In the light of the evidence, including the evidence of the respondent himself, I am satisfied that the respondent can “make” at least some decisions. For example, he has instructed solicitors to represent him in relation to the present applications. He has also “decided” that he does not wish to move to Blackfriars Street. That said, in the light of Dr Carson’s evidence, it may be debatable whether the respondent is really capable of “making” decisions in relation to his interests in his personal welfare in the sense of being able to “form a balanced judgement”, as referred to by Dr Carson. However, in the view of the fact that the respondent can technically “make” decisions, it may be that the respondent’s condition falls more properly under the heading of “understanding” decisions in section 1(6)(d). In my opinion, it is certainly that in any event. I shall therefore proceed on that basis. I would also add that I accepted [the] submission that section 1(6) is not about the quality of decisions, and that the issue is one of “incapacity” and not one of “poor choices”. I have therefore also approached matters on this basis.” [15].

Nevertheless, it is important to recognise that the common law will not necessarily apply the test of the 2000 Act to matters such as capacity to make a will [16].



  1. 2000 Act, s1(6). It is possible to apply for a Guardianship order three months in advance of a child attaining the age of 16 (2000 Act, s.79A). See Chapter 8 below.

  2. 2000 Act, s.1(6). See FN 7 below.

  3. 2000 Act, s.328. The recent Mental Capacity (NI) Act 2016 does not determine whether an individual has “capacity” only as stemming from a “mental disorder”. (2016 Act, s.1). Whether a “learning disability” or autism should be included as forms of “mental disorder” is disputed in some quarters (See Chapter 24 below)

  4. 2000 Act, s.328.

  5. Code of practice for local authorities, Scottish Government (2008), Chapter 1. Scottish ministers have the power to issue guidance on interpretation of the 2000 Act in the form of Codes of practice to eight specified groups. Where reference is made to a Code of practice in succeeding Chapters, generally it will mean the document relevant to the subject (See also FN 16 in Chapter 3).

  6. See FN 11 below.

  7. Mental Capacity Act 2005, s.1(3).

  8. Another example given in the Code of practice for local authorities is of an adult capable of deciding which electricity supplier to use but unable to manage the mechanics of changing the supplier.

  9. 2000 Act, s.1(5). See Chapter 3 below.

  10. See Chapter 6 below.

  11. 2000 Act, ss. 53 (1) & 58 (1) (a). See Chapters 9 & 14 below.

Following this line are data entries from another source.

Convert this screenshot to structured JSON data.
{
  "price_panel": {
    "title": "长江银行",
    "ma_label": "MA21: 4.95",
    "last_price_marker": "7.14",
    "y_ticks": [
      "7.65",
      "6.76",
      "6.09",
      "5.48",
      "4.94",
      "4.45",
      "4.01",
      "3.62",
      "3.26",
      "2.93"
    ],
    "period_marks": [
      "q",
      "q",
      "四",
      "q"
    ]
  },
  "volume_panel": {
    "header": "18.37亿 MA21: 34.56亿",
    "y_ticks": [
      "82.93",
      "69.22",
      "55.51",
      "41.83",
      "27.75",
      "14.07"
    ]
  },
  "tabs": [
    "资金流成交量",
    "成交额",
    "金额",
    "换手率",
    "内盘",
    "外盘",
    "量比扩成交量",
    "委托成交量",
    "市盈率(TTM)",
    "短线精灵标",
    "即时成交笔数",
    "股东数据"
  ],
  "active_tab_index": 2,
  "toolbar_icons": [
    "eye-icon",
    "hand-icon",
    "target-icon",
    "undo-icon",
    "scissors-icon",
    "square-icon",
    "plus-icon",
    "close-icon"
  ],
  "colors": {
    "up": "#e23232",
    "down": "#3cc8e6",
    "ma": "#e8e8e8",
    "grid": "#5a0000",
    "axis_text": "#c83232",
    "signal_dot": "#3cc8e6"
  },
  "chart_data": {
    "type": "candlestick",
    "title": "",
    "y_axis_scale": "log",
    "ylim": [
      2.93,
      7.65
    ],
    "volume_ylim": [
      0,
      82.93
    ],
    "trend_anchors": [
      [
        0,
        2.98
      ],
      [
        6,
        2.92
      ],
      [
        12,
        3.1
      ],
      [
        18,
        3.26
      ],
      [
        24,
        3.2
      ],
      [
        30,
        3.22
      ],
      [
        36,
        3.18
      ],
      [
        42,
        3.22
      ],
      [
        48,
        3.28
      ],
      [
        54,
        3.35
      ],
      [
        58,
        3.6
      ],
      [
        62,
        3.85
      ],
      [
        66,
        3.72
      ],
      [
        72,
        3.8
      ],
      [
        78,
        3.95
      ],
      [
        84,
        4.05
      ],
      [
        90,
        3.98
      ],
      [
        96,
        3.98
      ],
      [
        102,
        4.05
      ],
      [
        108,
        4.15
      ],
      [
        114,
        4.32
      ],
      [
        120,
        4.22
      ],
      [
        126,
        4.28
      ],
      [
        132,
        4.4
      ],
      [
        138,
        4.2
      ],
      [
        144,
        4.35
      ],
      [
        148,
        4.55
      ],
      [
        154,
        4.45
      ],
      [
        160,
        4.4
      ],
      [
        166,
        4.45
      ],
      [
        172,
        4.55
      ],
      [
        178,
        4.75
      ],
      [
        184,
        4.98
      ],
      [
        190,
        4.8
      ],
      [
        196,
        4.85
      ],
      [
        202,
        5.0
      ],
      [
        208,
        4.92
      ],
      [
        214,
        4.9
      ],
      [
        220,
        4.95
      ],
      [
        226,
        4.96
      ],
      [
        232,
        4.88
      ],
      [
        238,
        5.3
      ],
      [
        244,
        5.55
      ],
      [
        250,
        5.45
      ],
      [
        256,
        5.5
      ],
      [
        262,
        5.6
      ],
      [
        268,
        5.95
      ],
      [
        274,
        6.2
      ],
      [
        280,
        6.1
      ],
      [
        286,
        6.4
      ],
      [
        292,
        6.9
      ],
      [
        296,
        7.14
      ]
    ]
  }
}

  12. See Chapter 23 below. In relation to the provision of certain forms of medical treatment, other professionals are entitled to assess whether an adult is “incapable” for that purpose.

  13. 2000 Act, s.14. Decisions of the Sheriff, or on appeal the Sheriff Appeal Court (See Chapter 15 below) can be determined by the Court of Session.

  14. 2011 SLT (Sh Ct) 15.

  15. At para.162.

  16. See Smyth v Romaine’s Execx. [2014] CSOH 150.